The Downside to America’s Fracking Frenzy
The boom in shale gas is postponing the peaking of conventional fossil fuels. But who bears the burden?
January 26, 2012
The 1956 movie Giant introduced a young English actress named Elizabeth Taylor to the American public. It also propelled the young James Dean, who was killed in a car accident before the movie was released, to celebrity status. But what was the film about? It is actually a story that turns on the divisions created by the oil industry amongst ranching families, and the creation of a wealthy elite.
A family in Texas that has raised cattle for generations is thrown into conflict with a newly enriched oil entrepreneur (played by James Dean) who founds an oil company — but cannot control his bitterness over his early treatment on the ranch. Conflicts over land rights, and the way that oil companies take what they want from the land, propel the story.
Not all that much has changed. Today it is no longer evil oil companies riding roughshod over ranchers in Texas, but shale gas prospectors riding over communities’ rights wherever they drill — in the Antrim shale (Michigan), the Barnett shale (Texas), the Marcellus shale (New York) and elsewhere.
They frack and drill horizontally deep under the land — triggering earthquakes and destroying the communities’ water. And while their activities are attracting strong support from the U.S. government, which is promoting the diffusion of “fracking” across the country and beyond, there are as yet no national minimum standards or insurance standards to protect the communities’ rights.
Hydraulic fracture, better known as “fracking,” has emerged as a major technological breakthrough that facilitates extraction of natural gas from previously inaccessible shale gas seams. These shale gas “plays” are based on one of the technological/industrial breakthroughs that are changing the geopolitics of fossil fuels, along with extracting oil from tar sands in Canada and securing oil from pre-salt deepwater rigs off the coast of Brazil. These technological breakthroughs, with their massive costs, are postponing the peaking of conventional fossil fuels. But who bears the burden?
Fracking and tar sands oil operate at much higher costs than conventional oil and gas drilling. There has recently been a steep rise in costs for oil and gas drilling in the United States, which reflects the recent enthusiasm for shale gas from fracking. That seems to be implausible given all the current news stories about the very attractive price for natural gas in the United States.
However, the data indicate that drilling and prospecting now incur costs that total as much as 85% of revenues. That means that exploitation would have to continue at full stretch for decades in order to recover the investments.

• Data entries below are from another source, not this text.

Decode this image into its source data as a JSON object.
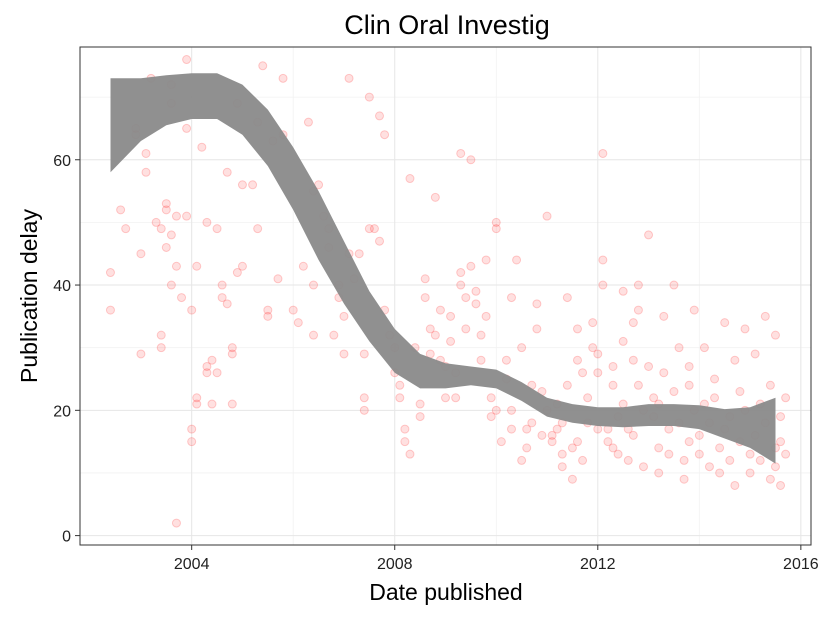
{
  "chart_data": {
    "type": "scatter",
    "title": "Clin Oral Investig",
    "xlabel": "Date published",
    "ylabel": "Publication delay",
    "x_unit": "year",
    "xlim": [
      2001.8,
      2016.2
    ],
    "ylim": [
      -1.5,
      78
    ],
    "x_ticks": [
      2004,
      2008,
      2012,
      2016
    ],
    "y_ticks": [
      0,
      20,
      40,
      60
    ],
    "grid": true,
    "legend": "none",
    "point_color": "#ff0000",
    "point_opacity": 0.12,
    "smooth_band_color": "#8a8a8a",
    "smooth": {
      "x": [
        2002.4,
        2003.0,
        2003.5,
        2004.0,
        2004.5,
        2005.0,
        2005.5,
        2006.0,
        2006.5,
        2007.0,
        2007.5,
        2008.0,
        2008.5,
        2009.0,
        2009.5,
        2010.0,
        2010.5,
        2011.0,
        2011.5,
        2012.0,
        2012.5,
        2013.0,
        2013.5,
        2014.0,
        2014.5,
        2015.0,
        2015.5
      ],
      "upper": [
        73,
        73,
        73.5,
        73.8,
        73.8,
        72,
        68,
        62,
        55,
        47,
        39,
        33,
        29,
        27.5,
        27,
        26.5,
        24.5,
        22,
        21,
        20.5,
        20.5,
        21,
        21,
        20.8,
        20.2,
        20.5,
        22
      ],
      "lower": [
        58,
        63,
        65.5,
        66.5,
        66.5,
        64,
        59,
        52,
        44,
        37,
        31,
        26,
        23.5,
        23.5,
        24,
        23.5,
        21.5,
        19,
        18,
        17.5,
        17.3,
        17.5,
        17.5,
        17,
        15.5,
        14,
        11.5
      ]
    },
    "points": [
      [
        2002.4,
        42
      ],
      [
        2002.4,
        36
      ],
      [
        2002.6,
        52
      ],
      [
        2002.7,
        49
      ],
      [
        2002.9,
        65
      ],
      [
        2002.9,
        64
      ],
      [
        2003.0,
        45
      ],
      [
        2003.0,
        29
      ],
      [
        2003.1,
        58
      ],
      [
        2003.1,
        61
      ],
      [
        2003.2,
        73
      ],
      [
        2003.3,
        50
      ],
      [
        2003.4,
        49
      ],
      [
        2003.4,
        30
      ],
      [
        2003.4,
        32
      ],
      [
        2003.5,
        53
      ],
      [
        2003.5,
        52
      ],
      [
        2003.5,
        46
      ],
      [
        2003.6,
        72
      ],
      [
        2003.6,
        69
      ],
      [
        2003.6,
        48
      ],
      [
        2003.6,
        40
      ],
      [
        2003.7,
        43
      ],
      [
        2003.7,
        51
      ],
      [
        2003.7,
        2
      ],
      [
        2003.8,
        38
      ],
      [
        2003.9,
        76
      ],
      [
        2003.9,
        65
      ],
      [
        2003.9,
        51
      ],
      [
        2004.0,
        36
      ],
      [
        2004.0,
        17
      ],
      [
        2004.0,
        15
      ],
      [
        2004.1,
        43
      ],
      [
        2004.1,
        22
      ],
      [
        2004.1,
        21
      ],
      [
        2004.2,
        62
      ],
      [
        2004.3,
        27
      ],
      [
        2004.3,
        26
      ],
      [
        2004.3,
        50
      ],
      [
        2004.4,
        28
      ],
      [
        2004.4,
        21
      ],
      [
        2004.5,
        49
      ],
      [
        2004.5,
        26
      ],
      [
        2004.6,
        38
      ],
      [
        2004.6,
        40
      ],
      [
        2004.7,
        58
      ],
      [
        2004.7,
        37
      ],
      [
        2004.8,
        30
      ],
      [
        2004.8,
        29
      ],
      [
        2004.8,
        21
      ],
      [
        2004.9,
        69
      ],
      [
        2004.9,
        42
      ],
      [
        2005.0,
        56
      ],
      [
        2005.0,
        43
      ],
      [
        2005.2,
        56
      ],
      [
        2005.3,
        49
      ],
      [
        2005.3,
        66
      ],
      [
        2005.4,
        75
      ],
      [
        2005.5,
        36
      ],
      [
        2005.5,
        35
      ],
      [
        2005.6,
        63
      ],
      [
        2005.7,
        41
      ],
      [
        2005.8,
        73
      ],
      [
        2005.8,
        64
      ],
      [
        2006.0,
        36
      ],
      [
        2006.1,
        34
      ],
      [
        2006.2,
        43
      ],
      [
        2006.3,
        66
      ],
      [
        2006.4,
        55
      ],
      [
        2006.4,
        32
      ],
      [
        2006.4,
        40
      ],
      [
        2006.5,
        56
      ],
      [
        2006.6,
        51
      ],
      [
        2006.7,
        49
      ],
      [
        2006.7,
        46
      ],
      [
        2006.8,
        32
      ],
      [
        2006.9,
        40
      ],
      [
        2006.9,
        38
      ],
      [
        2007.0,
        35
      ],
      [
        2007.0,
        29
      ],
      [
        2007.1,
        73
      ],
      [
        2007.1,
        45
      ],
      [
        2007.2,
        41
      ],
      [
        2007.3,
        45
      ],
      [
        2007.4,
        22
      ],
      [
        2007.4,
        20
      ],
      [
        2007.4,
        29
      ],
      [
        2007.5,
        70
      ],
      [
        2007.5,
        49
      ],
      [
        2007.6,
        49
      ],
      [
        2007.7,
        47
      ],
      [
        2007.7,
        67
      ],
      [
        2007.8,
        64
      ],
      [
        2007.8,
        36
      ],
      [
        2007.9,
        32
      ],
      [
        2008.0,
        30
      ],
      [
        2008.0,
        26
      ],
      [
        2008.1,
        24
      ],
      [
        2008.1,
        22
      ],
      [
        2008.2,
        17
      ],
      [
        2008.2,
        15
      ],
      [
        2008.3,
        13
      ],
      [
        2008.3,
        57
      ],
      [
        2008.4,
        30
      ],
      [
        2008.5,
        21
      ],
      [
        2008.5,
        19
      ],
      [
        2008.6,
        41
      ],
      [
        2008.6,
        38
      ],
      [
        2008.7,
        33
      ],
      [
        2008.7,
        29
      ],
      [
        2008.8,
        54
      ],
      [
        2008.8,
        32
      ],
      [
        2008.9,
        36
      ],
      [
        2008.9,
        28
      ],
      [
        2009.0,
        27
      ],
      [
        2009.0,
        22
      ],
      [
        2009.1,
        35
      ],
      [
        2009.1,
        31
      ],
      [
        2009.2,
        22
      ],
      [
        2009.2,
        26
      ],
      [
        2009.3,
        42
      ],
      [
        2009.3,
        40
      ],
      [
        2009.3,
        61
      ],
      [
        2009.4,
        38
      ],
      [
        2009.4,
        33
      ],
      [
        2009.5,
        60
      ],
      [
        2009.5,
        43
      ],
      [
        2009.6,
        39
      ],
      [
        2009.6,
        37
      ],
      [
        2009.7,
        32
      ],
      [
        2009.7,
        28
      ],
      [
        2009.8,
        44
      ],
      [
        2009.8,
        35
      ],
      [
        2009.9,
        22
      ],
      [
        2009.9,
        19
      ],
      [
        2010.0,
        50
      ],
      [
        2010.0,
        49
      ],
      [
        2010.0,
        20
      ],
      [
        2010.1,
        15
      ],
      [
        2010.2,
        28
      ],
      [
        2010.2,
        25
      ],
      [
        2010.3,
        38
      ],
      [
        2010.3,
        20
      ],
      [
        2010.3,
        17
      ],
      [
        2010.4,
        44
      ],
      [
        2010.5,
        12
      ],
      [
        2010.5,
        30
      ],
      [
        2010.6,
        14
      ],
      [
        2010.6,
        17
      ],
      [
        2010.7,
        24
      ],
      [
        2010.7,
        18
      ],
      [
        2010.8,
        37
      ],
      [
        2010.8,
        33
      ],
      [
        2010.9,
        23
      ],
      [
        2010.9,
        16
      ],
      [
        2011.0,
        51
      ],
      [
        2011.0,
        20
      ],
      [
        2011.1,
        16
      ],
      [
        2011.1,
        15
      ],
      [
        2011.2,
        21
      ],
      [
        2011.2,
        17
      ],
      [
        2011.3,
        18
      ],
      [
        2011.3,
        13
      ],
      [
        2011.3,
        11
      ],
      [
        2011.4,
        38
      ],
      [
        2011.4,
        24
      ],
      [
        2011.5,
        14
      ],
      [
        2011.5,
        9
      ],
      [
        2011.6,
        33
      ],
      [
        2011.6,
        28
      ],
      [
        2011.6,
        15
      ],
      [
        2011.7,
        26
      ],
      [
        2011.7,
        12
      ],
      [
        2011.8,
        18
      ],
      [
        2011.8,
        22
      ],
      [
        2011.9,
        30
      ],
      [
        2011.9,
        34
      ],
      [
        2012.0,
        29
      ],
      [
        2012.0,
        26
      ],
      [
        2012.0,
        17
      ],
      [
        2012.1,
        61
      ],
      [
        2012.1,
        44
      ],
      [
        2012.1,
        40
      ],
      [
        2012.2,
        17
      ],
      [
        2012.2,
        15
      ],
      [
        2012.3,
        14
      ],
      [
        2012.3,
        27
      ],
      [
        2012.3,
        24
      ],
      [
        2012.4,
        13
      ],
      [
        2012.4,
        19
      ],
      [
        2012.5,
        39
      ],
      [
        2012.5,
        31
      ],
      [
        2012.5,
        21
      ],
      [
        2012.6,
        17
      ],
      [
        2012.6,
        12
      ],
      [
        2012.7,
        34
      ],
      [
        2012.7,
        28
      ],
      [
        2012.7,
        16
      ],
      [
        2012.8,
        40
      ],
      [
        2012.8,
        36
      ],
      [
        2012.8,
        24
      ],
      [
        2012.9,
        20
      ],
      [
        2012.9,
        11
      ],
      [
        2013.0,
        48
      ],
      [
        2013.0,
        27
      ],
      [
        2013.1,
        22
      ],
      [
        2013.1,
        19
      ],
      [
        2013.2,
        14
      ],
      [
        2013.2,
        10
      ],
      [
        2013.2,
        21
      ],
      [
        2013.3,
        35
      ],
      [
        2013.3,
        26
      ],
      [
        2013.4,
        17
      ],
      [
        2013.4,
        13
      ],
      [
        2013.5,
        40
      ],
      [
        2013.5,
        23
      ],
      [
        2013.6,
        30
      ],
      [
        2013.6,
        18
      ],
      [
        2013.7,
        12
      ],
      [
        2013.7,
        9
      ],
      [
        2013.8,
        27
      ],
      [
        2013.8,
        24
      ],
      [
        2013.8,
        15
      ],
      [
        2013.9,
        36
      ],
      [
        2013.9,
        20
      ],
      [
        2014.0,
        16
      ],
      [
        2014.0,
        13
      ],
      [
        2014.1,
        30
      ],
      [
        2014.1,
        21
      ],
      [
        2014.2,
        18
      ],
      [
        2014.2,
        11
      ],
      [
        2014.3,
        25
      ],
      [
        2014.3,
        22
      ],
      [
        2014.4,
        14
      ],
      [
        2014.4,
        10
      ],
      [
        2014.5,
        34
      ],
      [
        2014.5,
        17
      ],
      [
        2014.6,
        19
      ],
      [
        2014.6,
        12
      ],
      [
        2014.7,
        8
      ],
      [
        2014.7,
        28
      ],
      [
        2014.8,
        23
      ],
      [
        2014.8,
        15
      ],
      [
        2014.9,
        33
      ],
      [
        2014.9,
        20
      ],
      [
        2015.0,
        13
      ],
      [
        2015.0,
        10
      ],
      [
        2015.1,
        29
      ],
      [
        2015.1,
        16
      ],
      [
        2015.2,
        21
      ],
      [
        2015.2,
        12
      ],
      [
        2015.3,
        35
      ],
      [
        2015.3,
        18
      ],
      [
        2015.4,
        9
      ],
      [
        2015.4,
        24
      ],
      [
        2015.5,
        14
      ],
      [
        2015.5,
        11
      ],
      [
        2015.5,
        32
      ],
      [
        2015.6,
        19
      ],
      [
        2015.6,
        15
      ],
      [
        2015.6,
        8
      ],
      [
        2015.7,
        22
      ],
      [
        2015.7,
        13
      ]
    ]
  }
}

In other words, there is a shale gas “bubble” emerging in the United States — an all-too-familiar story.
Shale gas carries huge environmental burdens for the communities that are fracked, triggering earthquakes and fouling groundwater with volatile chemicals used as treatments in the fracking fluid (including the carcinogens benzene, toluene, ethylbenzene and xylene). Shale gas is currently benefiting from hidden subsidies — such as U.S. federal government R&D that developed massive hydraulic fracture (MHF) in the first place, as well as horizontal drilling techniques and earth imaging.
The gifts from the federal government to the shale gas producers just keep on giving. One of the last acts of the Bush Administration was to weaken SEC oversight, and allow shale gas companies to inflate their estimates of reserves (“overbooking”) — thereby enabling them to reduce apparent costs and make themselves look more profitable than they really are. Another gift was to exempt shale gas companies from the requirements of the Clean Water Act. Most of the early years of the industry were heavily subsidized through tax credits, no doubt courtesy of Vice President Dick Cheney offering a helping hand to his former industry colleagues.
All this is justified in the name of oil geopolitics. The shale gas phenomenon is actively promoted in the United States as a deliverance from oil dependence on Saudi Arabia. The United States could well be transformed from a fuels importer to an exporter. For example, Daniel Yergin, author of the recent book The Quest, argues that shale gas and oil create a new “hemispheric” oil politics, meaning that the center of gravity of fossil fuels is shifting from the Middle East to the American hemisphere.
The only problem with this argument is that shale gas, with all its vast demands on water and its wrecking of water tables for whole communities, simply extends the life of the fossil fuel economy. It thereby postpones the day when the “real” energy economy, based on renewables, finally comes into its own. It is here that energy geopolitics really enters the picture. For while the United States promotes shale gas, consistent with its existing patterns of energy use and fossil fuel subsidies, China is going along a very different route.
The U.S. Congress, meanwhile, continues to fudge the issues. It engages in pointless debate over global warming, while frustrating any policy to promote renewables. It continues to subsidize fossil fuel industries, even when they don’t need it. And it is now pushing massive (hidden) subsidies towards the new shale gas industry.
But with each such decision, the United States simply postpones the passage to a renewable energy future. And, hard though it may be to believe, it gives China further time to build an unassailable competitive lead in the new energy industries. This is the real cost for America of the fracking frenzy.
Dependence on natural gas gives China further time to build an unassailable competitive lead in the new energy industries.
Shale gas carries huge environmental burdens for the communities that are fracked, triggering earthquakes and fouling groundwater with volatile chemicals.